Nel Novecento i tedeschi individuarono in Platone la guida spirituale della rinascita dalla sconfitta della prima guerra mondiale e dal trauma della rivoluzione repubblicana. Al nazionalsocialismo piacquero la superiorità ariana della casta dei filosofi, la militarizzazione dello stato e l’eugenetica al servizio dell’idea di razza. I bolscevichi dei primi anni della rivoluzione accolsero l’utopia platonica come premessa ad una radicale trasformazione educativa e morale della società, affascinati dall’opera di collettivizzazione, dall’abolizione della proprietà privata e della famiglia teorizzati dalla Repubblica. Ma nel 1923 le opere di Platone furono escluse dalla libera consultazione nelle biblioteche sovietiche, insieme con quelle di Kant e Nietzsche.
Per Platone, scriveva Popper nel 1944, mentre la seconda guerra mondiale infuriava, «l’individuo è il Sommo Male in senso assoluto»: questo è il punto nodale, che lo rende precursore di tutti i totalitarismi. Presa dal sacro fuoco di fondare la società nuova, «l’ingegneria sociale utopica» di Platone è indifferente alla violenza che si richiede per costituirla. Insomma, per l’arbitrarietà dei fini e l’impossibilità di controllare la sequenza dei mezzi, il filosofo della «società aperta» riteneva molto probabile che essa portasse sulla terra, invece che il cielo, l’inferno.

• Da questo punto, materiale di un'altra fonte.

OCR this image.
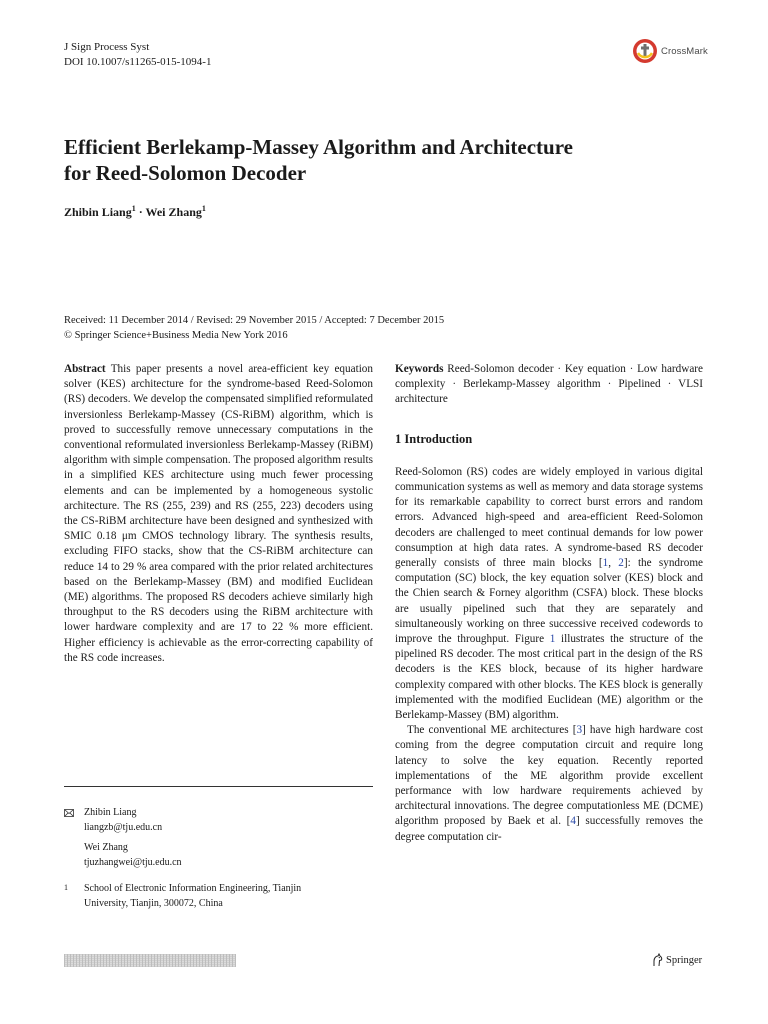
J Sign Process Syst
DOI 10.1007/s11265-015-1094-1
CrossMark
Efficient Berlekamp-Massey Algorithm and Architecture
for Reed-Solomon Decoder
Zhibin Liang$^1$ · Wei Zhang$^1$
Received: 11 December 2014 / Revised: 29 November 2015 / Accepted: 7 December 2015
© Springer Science+Business Media New York 2016

Abstract This paper presents a novel area-efficient key equation solver (KES) architecture for the syndrome-based Reed-Solomon (RS) decoders. We develop the compensated simplified reformulated inversionless Berlekamp-Massey (CS-RiBM) algorithm, which is proved to successfully remove unnecessary computations in the conventional reformulated inversionless Berlekamp-Massey (RiBM) algorithm with simple compensation. The proposed algorithm results in a simplified KES architecture using much fewer processing elements and can be implemented by a homogeneous systolic architecture. The RS (255, 239) and RS (255, 223) decoders using the CS-RiBM architecture have been designed and synthesized with SMIC 0.18 μm CMOS technology library. The synthesis results, excluding FIFO stacks, show that the CS-RiBM architecture can reduce 14 to 29 % area compared with the prior related architectures based on the Berlekamp-Massey (BM) and modified Euclidean (ME) algorithms. The proposed RS decoders achieve similarly high throughput to the RS decoders using the RiBM architecture with lower hardware complexity and are 17 to 22 % more efficient. Higher efficiency is achievable as the error-correcting capability of the RS code increases.

Keywords Reed-Solomon decoder · Key equation · Low hardware complexity · Berlekamp-Massey algorithm · Pipelined · VLSI architecture

1 Introduction

Reed-Solomon (RS) codes are widely employed in various digital communication systems as well as memory and data storage systems for its remarkable capability to correct burst errors and random errors. Advanced high-speed and area-efficient Reed-Solomon decoders are challenged to meet continual demands for low power consumption at high data rates. A syndrome-based RS decoder generally consists of three main blocks [1, 2]: the syndrome computation (SC) block, the key equation solver (KES) block and the Chien search & Forney algorithm (CSFA) block. These blocks are usually pipelined such that they are separately and simultaneously working on three successive received codewords to improve the throughput. Figure 1 illustrates the structure of the pipelined RS decoder. The most critical part in the design of the RS decoders is the KES block, because of its higher hardware complexity compared with other blocks. The KES block is generally implemented with the modified Euclidean (ME) algorithm or the Berlekamp-Massey (BM) algorithm.

The conventional ME architectures [3] have high hardware cost coming from the degree computation circuit and require long latency to solve the key equation. Recently reported implementations of the ME algorithm provide excellent performance with low hardware requirements achieved by architectural innovations. The degree computationless ME (DCME) algorithm proposed by Baek et al. [4] successfully removes the degree computation cir-

Zhibin Liang
liangzb@tju.edu.cn
Wei Zhang
tjuzhangwei@tju.edu.cn
1	School of Electronic Information Engineering, Tianjin
University, Tianjin, 300072, China
Springer
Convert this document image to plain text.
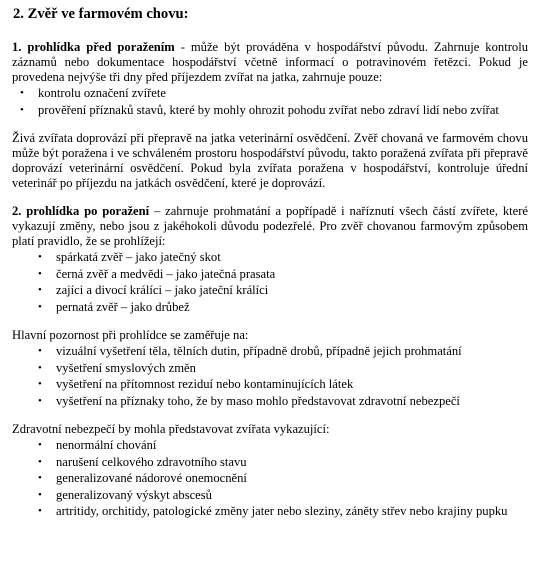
2. Zvěř ve farmovém chovu:

1. prohlídka před poražením - může být prováděna v hospodářství původu. Zahrnuje kontrolu záznamů nebo dokumentace hospodářství včetně informací o potravinovém řetězci. Pokud je provedena nejvýše tři dny před příjezdem zvířat na jatka, zahrnuje pouze:

• kontrolu označení zvířete
• prověření příznaků stavů, které by mohly ohrozit pohodu zvířat nebo zdraví lidí nebo zvířat

Živá zvířata doprovází při přepravě na jatka veterinární osvědčení. Zvěř chovaná ve farmovém chovu může být poražena i ve schváleném prostoru hospodářství původu, takto poražená zvířata při přepravě doprovází veterinární osvědčení. Pokud byla zvířata poražena v hospodářství, kontroluje úřední veterinář po příjezdu na jatkách osvědčení, které je doprovází.

2. prohlídka po poražení – zahrnuje prohmatání a popřípadě i naříznutí všech částí zvířete, které vykazují změny, nebo jsou z jakéhokoli důvodu podezřelé. Pro zvěř chovanou farmovým způsobem platí pravidlo, že se prohlížejí:

• spárkatá zvěř – jako jatečný skot
• černá zvěř a medvědi – jako jatečná prasata
• zajíci a divocí králíci – jako jateční králíci
• pernatá zvěř – jako drůbež

Hlavní pozornost při prohlídce se zaměřuje na:

• vizuální vyšetření těla, tělních dutin, případně drobů, případně jejich prohmatání
• vyšetření smyslových změn
• vyšetření na přítomnost reziduí nebo kontaminujících látek
• vyšetření na příznaky toho, že by maso mohlo představovat zdravotní nebezpečí

Zdravotní nebezpečí by mohla představovat zvířata vykazující:

• nenormální chování
• narušení celkového zdravotního stavu
• generalizované nádorové onemocnění
• generalizovaný výskyt abscesů
• artritidy, orchitidy, patologické změny jater nebo sleziny, záněty střev nebo krajiny pupku
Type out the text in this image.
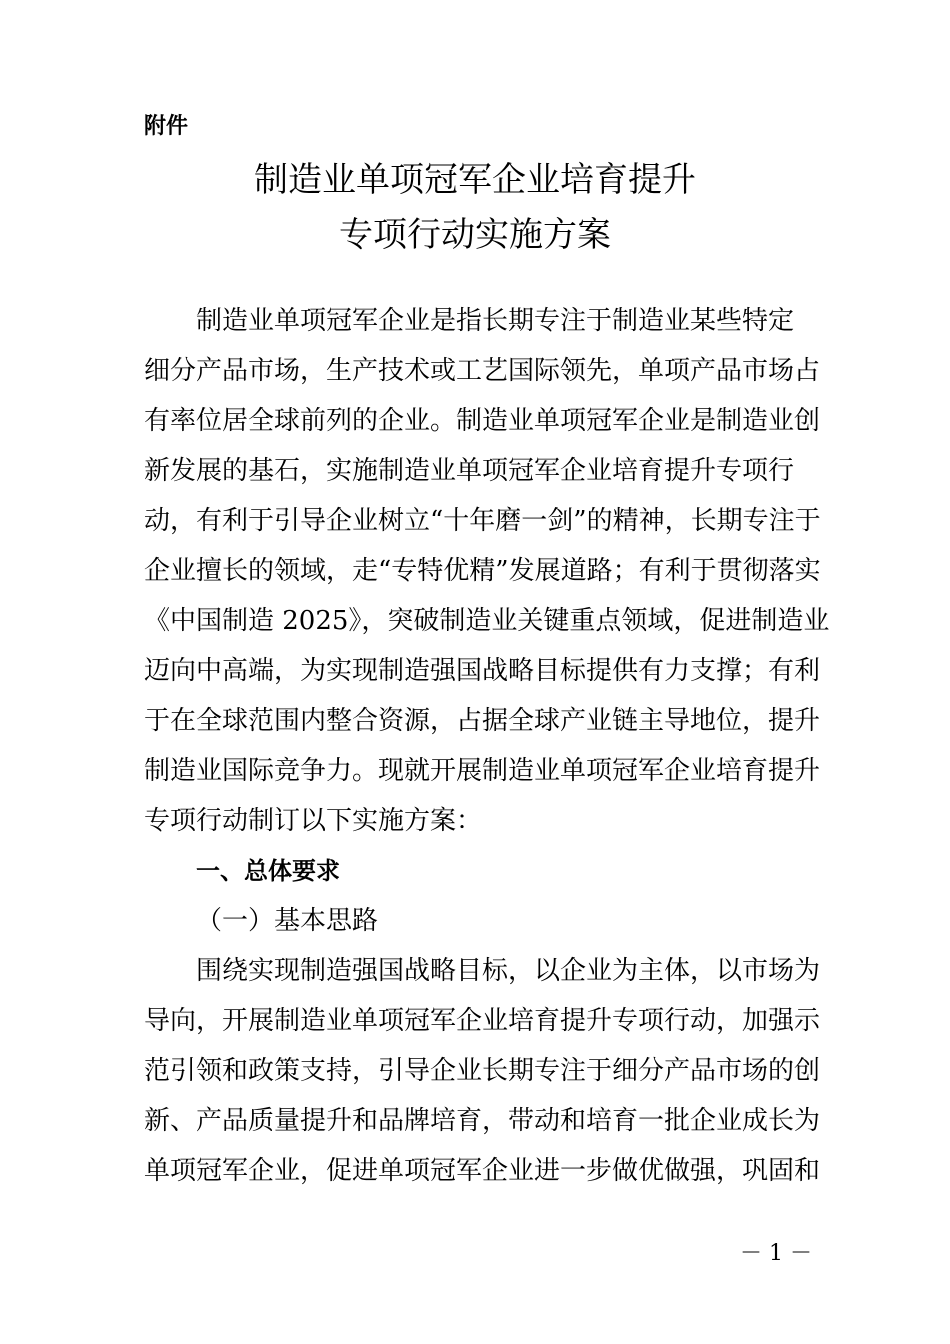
附件
制造业单项冠军企业培育提升
专项行动实施方案
制造业单项冠军企业是指长期专注于制造业某些特定
细分产品市场，生产技术或工艺国际领先，单项产品市场占
有率位居全球前列的企业。制造业单项冠军企业是制造业创
新发展的基石，实施制造业单项冠军企业培育提升专项行
动，有利于引导企业树立“十年磨一剑”的精神，长期专注于
企业擅长的领域，走“专特优精”发展道路；有利于贯彻落实
《中国制造 2025》，突破制造业关键重点领域，促进制造业
迈向中高端，为实现制造强国战略目标提供有力支撑；有利
于在全球范围内整合资源，占据全球产业链主导地位，提升
制造业国际竞争力。现就开展制造业单项冠军企业培育提升
专项行动制订以下实施方案：
一、总体要求
（一）基本思路
围绕实现制造强国战略目标，以企业为主体，以市场为
导向，开展制造业单项冠军企业培育提升专项行动，加强示
范引领和政策支持，引导企业长期专注于细分产品市场的创
新、产品质量提升和品牌培育，带动和培育一批企业成长为
单项冠军企业，促进单项冠军企业进一步做优做强，巩固和
－ 1 －
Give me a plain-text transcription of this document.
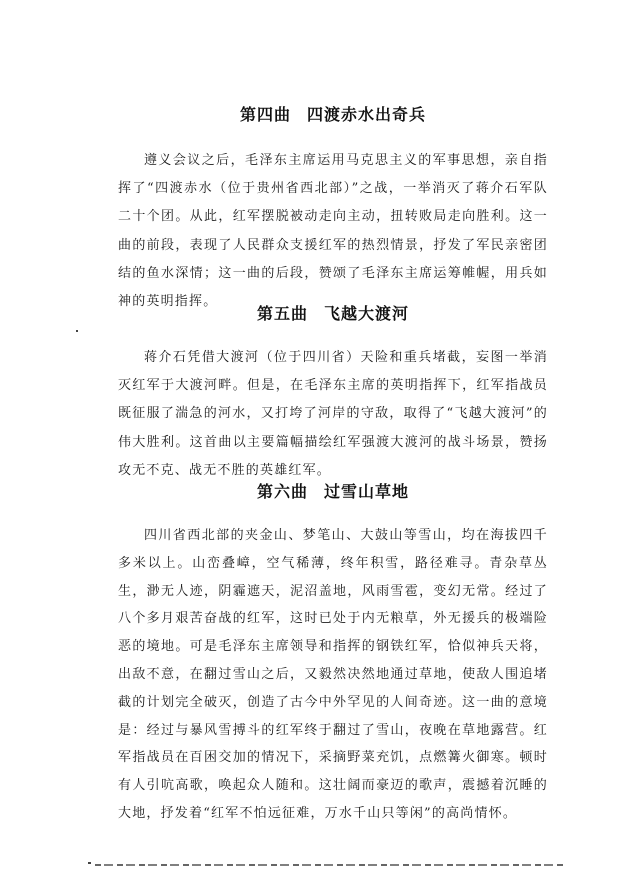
第四曲 四渡赤水出奇兵

遵义会议之后，毛泽东主席运用马克思主义的军事思想，亲自指挥了“四渡赤水（位于贵州省西北部）”之战，一举消灭了蒋介石军队二十个团。从此，红军摆脱被动走向主动，扭转败局走向胜利。这一曲的前段，表现了人民群众支援红军的热烈情景，抒发了军民亲密团结的鱼水深情；这一曲的后段，赞颂了毛泽东主席运筹帷幄，用兵如神的英明指挥。

第五曲 飞越大渡河

蒋介石凭借大渡河（位于四川省）天险和重兵堵截，妄图一举消灭红军于大渡河畔。但是，在毛泽东主席的英明指挥下，红军指战员既征服了湍急的河水，又打垮了河岸的守敌，取得了“飞越大渡河”的伟大胜利。这首曲以主要篇幅描绘红军强渡大渡河的战斗场景，赞扬攻无不克、战无不胜的英雄红军。

第六曲 过雪山草地

四川省西北部的夹金山、梦笔山、大鼓山等雪山，均在海拔四千多米以上。山峦叠嶂，空气稀薄，终年积雪，路径难寻。青杂草丛生，渺无人迹，阴霾遮天，泥沼盖地，风雨雪雹，变幻无常。经过了八个多月艰苦奋战的红军，这时已处于内无粮草，外无援兵的极端险恶的境地。可是毛泽东主席领导和指挥的钢铁红军，恰似神兵天将，出敌不意，在翻过雪山之后，又毅然决然地通过草地，使敌人围追堵截的计划完全破灭，创造了古今中外罕见的人间奇迹。这一曲的意境是：经过与暴风雪搏斗的红军终于翻过了雪山，夜晚在草地露营。红军指战员在百困交加的情况下，采摘野菜充饥，点燃篝火御寒。顿时有人引吭高歌，唤起众人随和。这壮阔而豪迈的歌声，震撼着沉睡的大地，抒发着“红军不怕远征难，万水千山只等闲”的高尚情怀。
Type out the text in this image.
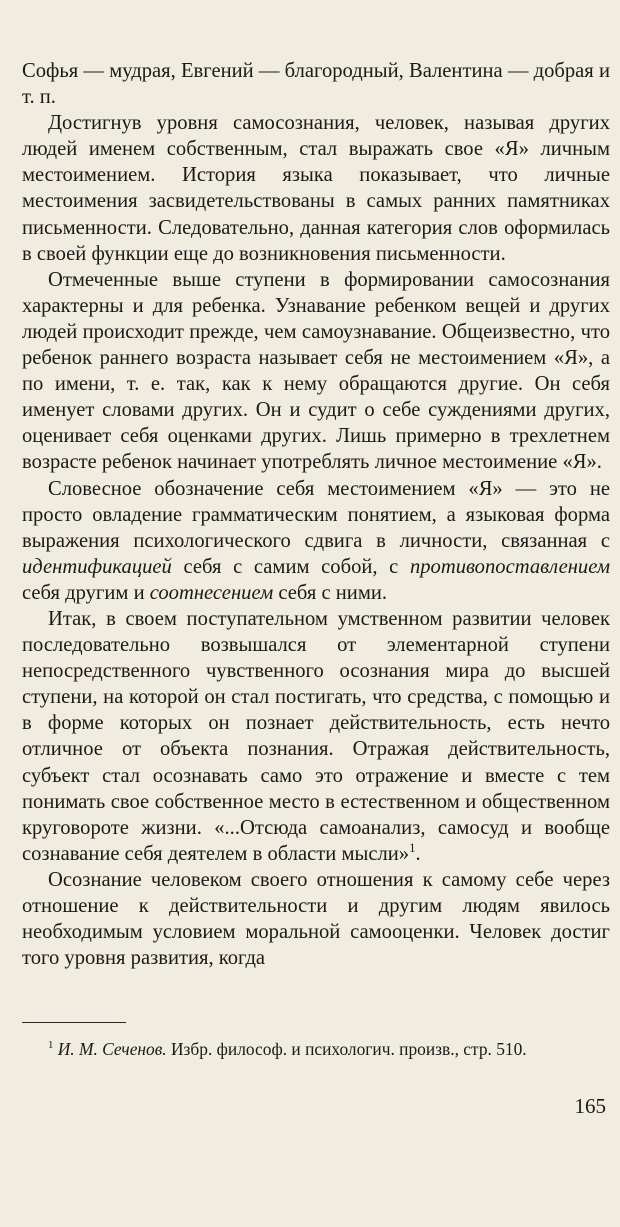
Софья — мудрая, Евгений — благородный, Валентина — добрая и т. п.

Достигнув уровня самосознания, человек, называя других людей именем собственным, стал выражать свое «Я» личным местоимением. История языка показывает, что личные местоимения засвидетельствованы в самых ранних памятниках письменности. Следовательно, данная категория слов оформилась в своей функции еще до возникновения письменности.

Отмеченные выше ступени в формировании самосознания характерны и для ребенка. Узнавание ребенком вещей и других людей происходит прежде, чем самоузнавание. Общеизвестно, что ребенок раннего возраста называет себя не местоимением «Я», а по имени, т. е. так, как к нему обращаются другие. Он себя именует словами других. Он и судит о себе суждениями других, оценивает себя оценками других. Лишь примерно в трехлетнем возрасте ребенок начинает употреблять личное местоимение «Я».

Словесное обозначение себя местоимением «Я» — это не просто овладение грамматическим понятием, а языковая форма выражения психологического сдвига в личности, связанная с идентификацией себя с самим собой, с противопоставлением себя другим и соотнесением себя с ними.

Итак, в своем поступательном умственном развитии человек последовательно возвышался от элементарной ступени непосредственного чувственного осознания мира до высшей ступени, на которой он стал постигать, что средства, с помощью и в форме которых он познает действительность, есть нечто отличное от объекта познания. Отражая действительность, субъект стал осознавать само это отражение и вместе с тем понимать свое собственное место в естественном и общественном круговороте жизни. «...Отсюда самоанализ, самосуд и вообще сознавание себя деятелем в области мысли»$^1$.

Осознание человеком своего отношения к самому себе через отношение к действительности и другим людям явилось необходимым условием моральной самооценки. Человек достиг того уровня развития, когда

$^1$ И. М. Сеченов. Избр. философ. и психологич. произв., стр. 510.

165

Il potenziale antidemocratico della «scrittura velenosa», perché affascinante, della Repubblica è ancora ben lungi, Popper concludeva, dall’essere esaurito.
«Che cosa resta oggi di Platone? » si chiede Vegetti alla fine del suo saggio.
La ricerca sulle cause profonde della plurimillenaria fascinazione, subita sia dai conservatori che dai rivoluzionari, di un modello politico totalitario fondato sulla negazione della sessualità e dell’identità delle donne, relegate al ruolo riproduttivo di fattrici per la patria, e sull’elevazione del rapporto pederastico a modello ideale di eros, rimane tuttora aperta.